The Autumn between my ordinations I heard Bishop Robinson speak at a packed forum at Harvard’s Kennedy School of Government. He shared the stage with Rabbi Steve Greenberg, author of Wrestling with God and Men and interviewee in the film Trembling Before God. Both were extremely moving and articulate. After the event, I made my way through the crowd to meet Bishop Robinson. I told him how much I was inspired by his honesty, courage and faithfulness. I also asked him to please pray for transgender people in the Episcopal Church and beyond.
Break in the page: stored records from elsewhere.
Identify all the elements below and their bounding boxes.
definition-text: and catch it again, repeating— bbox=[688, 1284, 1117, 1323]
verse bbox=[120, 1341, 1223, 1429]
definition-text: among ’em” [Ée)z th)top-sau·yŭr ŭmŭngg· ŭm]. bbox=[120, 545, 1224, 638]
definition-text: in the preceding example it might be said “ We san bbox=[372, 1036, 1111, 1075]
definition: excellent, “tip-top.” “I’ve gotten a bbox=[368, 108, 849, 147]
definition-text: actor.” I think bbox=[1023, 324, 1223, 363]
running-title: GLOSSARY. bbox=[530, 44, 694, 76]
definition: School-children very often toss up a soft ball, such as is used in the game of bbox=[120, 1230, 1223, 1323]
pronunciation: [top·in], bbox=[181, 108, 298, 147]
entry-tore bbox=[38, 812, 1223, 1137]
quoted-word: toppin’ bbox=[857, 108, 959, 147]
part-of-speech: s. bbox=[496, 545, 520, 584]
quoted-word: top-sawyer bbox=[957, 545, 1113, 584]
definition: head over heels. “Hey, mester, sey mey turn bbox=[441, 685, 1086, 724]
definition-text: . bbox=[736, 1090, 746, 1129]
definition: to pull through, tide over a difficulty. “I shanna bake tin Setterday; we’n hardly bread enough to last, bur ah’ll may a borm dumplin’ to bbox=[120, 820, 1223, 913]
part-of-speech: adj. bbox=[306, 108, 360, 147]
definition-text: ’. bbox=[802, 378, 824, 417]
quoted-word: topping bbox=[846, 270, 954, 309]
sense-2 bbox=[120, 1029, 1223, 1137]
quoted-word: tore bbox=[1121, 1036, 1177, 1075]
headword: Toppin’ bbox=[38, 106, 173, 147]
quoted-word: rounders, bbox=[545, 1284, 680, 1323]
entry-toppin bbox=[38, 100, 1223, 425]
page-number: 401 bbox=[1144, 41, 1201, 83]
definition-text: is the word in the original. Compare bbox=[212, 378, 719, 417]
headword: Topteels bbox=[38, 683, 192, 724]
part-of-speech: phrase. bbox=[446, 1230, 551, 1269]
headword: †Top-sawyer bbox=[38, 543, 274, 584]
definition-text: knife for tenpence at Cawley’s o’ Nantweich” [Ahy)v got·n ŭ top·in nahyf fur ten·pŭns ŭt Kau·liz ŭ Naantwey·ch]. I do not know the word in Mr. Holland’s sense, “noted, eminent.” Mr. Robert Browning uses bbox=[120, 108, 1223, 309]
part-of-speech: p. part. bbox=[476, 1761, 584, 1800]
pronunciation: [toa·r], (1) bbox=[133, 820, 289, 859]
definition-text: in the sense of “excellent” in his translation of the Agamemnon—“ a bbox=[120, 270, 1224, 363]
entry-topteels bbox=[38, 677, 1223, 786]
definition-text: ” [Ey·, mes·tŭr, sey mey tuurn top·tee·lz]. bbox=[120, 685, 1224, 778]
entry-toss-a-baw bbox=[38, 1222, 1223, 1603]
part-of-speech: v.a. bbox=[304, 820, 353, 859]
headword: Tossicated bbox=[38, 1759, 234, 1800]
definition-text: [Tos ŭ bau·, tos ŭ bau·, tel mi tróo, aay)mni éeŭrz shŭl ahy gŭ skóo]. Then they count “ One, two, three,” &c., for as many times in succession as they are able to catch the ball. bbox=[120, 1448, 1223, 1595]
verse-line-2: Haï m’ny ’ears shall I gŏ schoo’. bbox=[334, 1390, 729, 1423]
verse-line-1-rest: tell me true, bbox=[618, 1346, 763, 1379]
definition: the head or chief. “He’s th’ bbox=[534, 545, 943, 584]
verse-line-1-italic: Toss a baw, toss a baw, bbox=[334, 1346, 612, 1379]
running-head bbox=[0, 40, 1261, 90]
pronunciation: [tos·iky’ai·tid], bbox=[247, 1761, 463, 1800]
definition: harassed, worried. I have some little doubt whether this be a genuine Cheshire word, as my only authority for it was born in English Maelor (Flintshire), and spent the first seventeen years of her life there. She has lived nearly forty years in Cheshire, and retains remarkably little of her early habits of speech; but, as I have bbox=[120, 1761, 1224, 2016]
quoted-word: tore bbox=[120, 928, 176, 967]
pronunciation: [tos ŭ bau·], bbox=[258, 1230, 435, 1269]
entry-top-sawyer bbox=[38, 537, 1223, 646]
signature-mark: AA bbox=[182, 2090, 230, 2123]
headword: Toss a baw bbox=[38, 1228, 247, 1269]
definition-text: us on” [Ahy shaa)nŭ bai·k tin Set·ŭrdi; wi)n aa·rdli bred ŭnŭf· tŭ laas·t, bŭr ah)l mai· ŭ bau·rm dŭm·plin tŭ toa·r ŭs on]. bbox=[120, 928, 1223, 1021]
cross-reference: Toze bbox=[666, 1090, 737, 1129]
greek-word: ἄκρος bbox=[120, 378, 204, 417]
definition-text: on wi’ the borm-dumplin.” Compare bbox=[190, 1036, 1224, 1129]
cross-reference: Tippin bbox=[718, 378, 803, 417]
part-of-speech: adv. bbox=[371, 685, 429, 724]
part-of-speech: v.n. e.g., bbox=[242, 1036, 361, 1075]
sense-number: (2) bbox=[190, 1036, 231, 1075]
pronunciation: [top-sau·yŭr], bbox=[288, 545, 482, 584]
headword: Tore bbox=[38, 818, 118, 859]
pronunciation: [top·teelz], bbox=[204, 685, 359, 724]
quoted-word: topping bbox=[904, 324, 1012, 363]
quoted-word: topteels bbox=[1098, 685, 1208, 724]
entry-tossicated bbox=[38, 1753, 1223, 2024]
He gave me a big hug and assured me that he would.
This week all of this came back to me as I listened to the interview with Terry Gross. At one point (at about 17:20 in the 38-minute-long interview), Bishop Robinson says, “on behalf of gay and lesbian people, bisexual and transgender people, I’m not willing to let myself be used as a doormat or as some meaningless symbol just so someone can say they included me…. I’m not willing to be treated as less than human.” Terry Gross immediately asks him about his inclusion of bisexual and transgender people, not only in that instance of the interview but also in his new book In the Eye of the Storm: “and, in a way, a lot of people probably think you’re making your case even more difficult by including transgender people, because even a lot of people who accept homosexuality would draw the line at transgender — that would just be too much for them — so I think it’s interesting that you’ve been inclusive of them too in your statements about sexual orientation and gender, and I’d like you to explain why.” Bishop Robinson responds by saying, “in Jesus’ day people would have made the argument that, you know, all of this is nice words, Jesus, but you know we have to draw the line at lepers. Or, you know, I really like the way you deal with everyone, and you’re so kind but, you know, we just have to draw the line at prostitutes. Jesus was always in trouble for including everyone in God’s love and he spent most of his time with people at the margins — people who were oppressed, people who had been told for countless generations that they were not loved by God. And almost everything he did was related to bringing that good news to them. Which, by the way, didn’t sound like good news to the religious authorities of his time. But it did sound good to those who were marginalized.” He continues, “the fact of the matter is, gay and lesbian, bisexual and transgender people are among those who have been marginalized both in the culture and in the church. You know, we’ve got a lot further to go, frankly, around issues of bisexuality and transgender folks, simply because they are less known to us, and so I’m not willing to jettison those two more perhaps controversial, or certainly less known categories of people just because it would keep me out of trouble. Jesus was always getting into trouble—he said, expect to get into trouble if you follow me, and so I think I’m in pretty good company.”
I very much appreciate that response, particularly in these months in which the transgender community continues to smart with anger from being dropped from Employment Nondiscrimination Act (which didn’t pass congress anyway). In fact I wonder if Terry Gross would have asked that question had the ENDA crisis not occurred. But what strikes me the most is Bishop Robinson's insistent acknowledgment of bisexual and transgender people. He is certainly right that we are “less known” than our (non-transgender) gay and lesbian counterparts; we are just emerging into public discourse both within and outside faith contexts (e.g., a previous blog entry ‘Transgender Moment?’). Those of us who contribute to this blog do so – not without trepidation for the amazing hostility that can be present in the church as well as outside it – precisely so that we may be more known, and that our voices might join ongoing ecclesial conversation. So thank you very much, Bishop Robinson, for your witness, inclusion and support. I continue to pray for you, and would very much appreciate your continued prayers as well.